Out of the coal age and into the stor-age

11 November 2020 | Web Article Number: ME202021184

Electrical & Electronics
Environmental Management & Control
Government & Municipal
Green Industries & Renewable Energy
Power Generation

Seydou Kane, Managing Director for South Africa at Eaton, considers the shift away from coal towards renewables – and the potential for a future microgrid energy market in South Africa

SOUTH Africa’s energy generation capacity is dominated by fossil fuels, with this source accounting for 91.2% of the country’s energy, according to the 2019 Integrated Resource Plan. While the country is likely to continue turning to coal as its main source for generating electricity, plans are well underway to diversify South Africa’s energy mix.

With multiple solar projects already operational, along with numerous wind farms producing energy too, it’s clearer than ever before that South Africa is well on its way to sourcing as much as 25% of its energy mix from renewables by 2030.

If the future of South African energy is going to depend increasingly on renewables, effective storage will be vital to better connect these energy sources to the grid. Energy storage will also be key to making our national energy infrastructure more resilient and, importantly, enabling it to increasingly rely on clean energy sources.

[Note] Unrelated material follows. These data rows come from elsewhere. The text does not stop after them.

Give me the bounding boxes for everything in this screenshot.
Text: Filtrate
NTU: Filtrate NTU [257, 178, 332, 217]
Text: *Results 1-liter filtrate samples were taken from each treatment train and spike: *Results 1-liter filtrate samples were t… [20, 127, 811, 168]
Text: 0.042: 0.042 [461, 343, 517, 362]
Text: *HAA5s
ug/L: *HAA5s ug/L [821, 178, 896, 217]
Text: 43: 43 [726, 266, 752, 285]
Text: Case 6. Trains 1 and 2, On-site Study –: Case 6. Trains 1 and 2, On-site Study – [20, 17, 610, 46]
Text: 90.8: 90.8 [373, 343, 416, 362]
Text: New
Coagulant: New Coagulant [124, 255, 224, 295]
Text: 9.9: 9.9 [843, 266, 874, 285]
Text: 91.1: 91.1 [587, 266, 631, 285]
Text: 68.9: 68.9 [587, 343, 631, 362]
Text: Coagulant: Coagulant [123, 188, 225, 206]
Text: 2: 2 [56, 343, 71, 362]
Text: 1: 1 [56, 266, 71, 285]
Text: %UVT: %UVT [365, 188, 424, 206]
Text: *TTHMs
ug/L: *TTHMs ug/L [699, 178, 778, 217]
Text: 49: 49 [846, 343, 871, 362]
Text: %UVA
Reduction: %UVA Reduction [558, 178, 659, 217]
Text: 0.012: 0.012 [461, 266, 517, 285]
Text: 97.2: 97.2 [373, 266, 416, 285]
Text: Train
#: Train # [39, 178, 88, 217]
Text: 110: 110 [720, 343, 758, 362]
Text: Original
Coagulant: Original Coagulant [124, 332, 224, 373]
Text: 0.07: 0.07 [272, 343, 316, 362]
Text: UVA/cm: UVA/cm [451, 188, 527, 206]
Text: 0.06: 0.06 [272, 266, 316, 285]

Out of the coal age and into the stor-age
Seydou Kane

Renewable energy has long been treated with scepticism. Some policymakers argue against renewable energy sources as unreliable, and this has resulted in a roller coaster market for renewables as policies sometimes shift rapidly – seemingly without consideration for the impact to benefits such as jobs and energy independence.

Yet, the ever decreasing cost of renewables as technology advances has kept the South African market growing, albeit more slowly than is required to meet stated commitments for carbon reduction.

One major argument against renewables is that they do not produce a consistent baseload power like fossil fuels. The common refrain is that the wind does not always blow, and the sun does not shine at night.

Of course, these are true, but it must be remembered that we are in a transition to a cleaner future – it is not an overnight change. It will take time, but the day will come when we run completely on renewable and clean power.

This is being accelerated by the falling cost of battery storage which helps optimise the use of intermittent renewable energy on the grid – further opening up the possibility of powering South Africa with clean, renewable energy while shifting further away from our reliance on fossil fuels.

When renewable energy sources generate more energy than businesses or homes require, the excess can be stored securely. This energy can then be released during times of peak demand, which means less need for conventional fuel generation.

This reduces the carbon footprint of South Africa’s energy supply. Even better, this energy can be located anywhere on the grid or in private consumer homes, so that businesses and houses can help eliminate harmful emissions and save costs.

To meet global emissions reduction targets and drive forward a nationwide low carbon economy, we will need to learn to rely on renewables. The deployment of pioneering energy storage solutions will be crucial in this process as we attempt to embed sustainability within the national energy grid.

Another increasingly interesting application of storage is in microgrids which can efficiently and economically plan for local energy generation and distribution, while increasing reliability.

The implementation of local, distributed power generation and storage can be designed to allow portions of the grid and critical facilities to operate independently of the larger national grid when necessary, helping reduce the potential for unforeseen blackouts.

The storage systems that are part of these microgrids – whether large or small – can also provide ancillary services to the grid, again strengthening performance and reducing the use of carbon generation.

Energy storage gives businesses and consumers the power of choice to optimise their energy costs and provides them with flexibility for the future. We are already seeing advanced aggregators working with businesses to educate and inform them on the extra money to be made while supporting the transition to a smarter, environmentally friendly energy grid.

Investment in storage still needs to increase to ensure renewable energy sources can fully step into the breach created by the decline in coal use. The ever-falling price of energy storage technology today is creating an increasingly viable and attractive investment opportunity – but many South African businesses are still not aware of this potential.

Energy storage technology can be complicated to understand from a commercial perspective when it comes to exactly how it will save money for a particular site. However, the option to sell surplus energy back to the grid through ancillary services opens up new revenue streams that help offset the cost of electricity and dramatically strengthen the business use case.

Adapting the South African regulatory framework to remove barriers to entry in the ancillary services market will facilitate this option and better support the development of a healthy energy grid.

The shift to a cleaner future is already taking place as South Africa moves away from coal and towards renewables. Eskom CEO Andre de Ruyter affirming that renewable energy will have to have a place in the country’s energy portfolio if the utility is ever to provide reliable energy, along with recognising that the company cannot continue to violate environmental laws.

Energy storage will accelerate this trend and help ensure a clean, stable, and cost-effective supply of electricity for the country.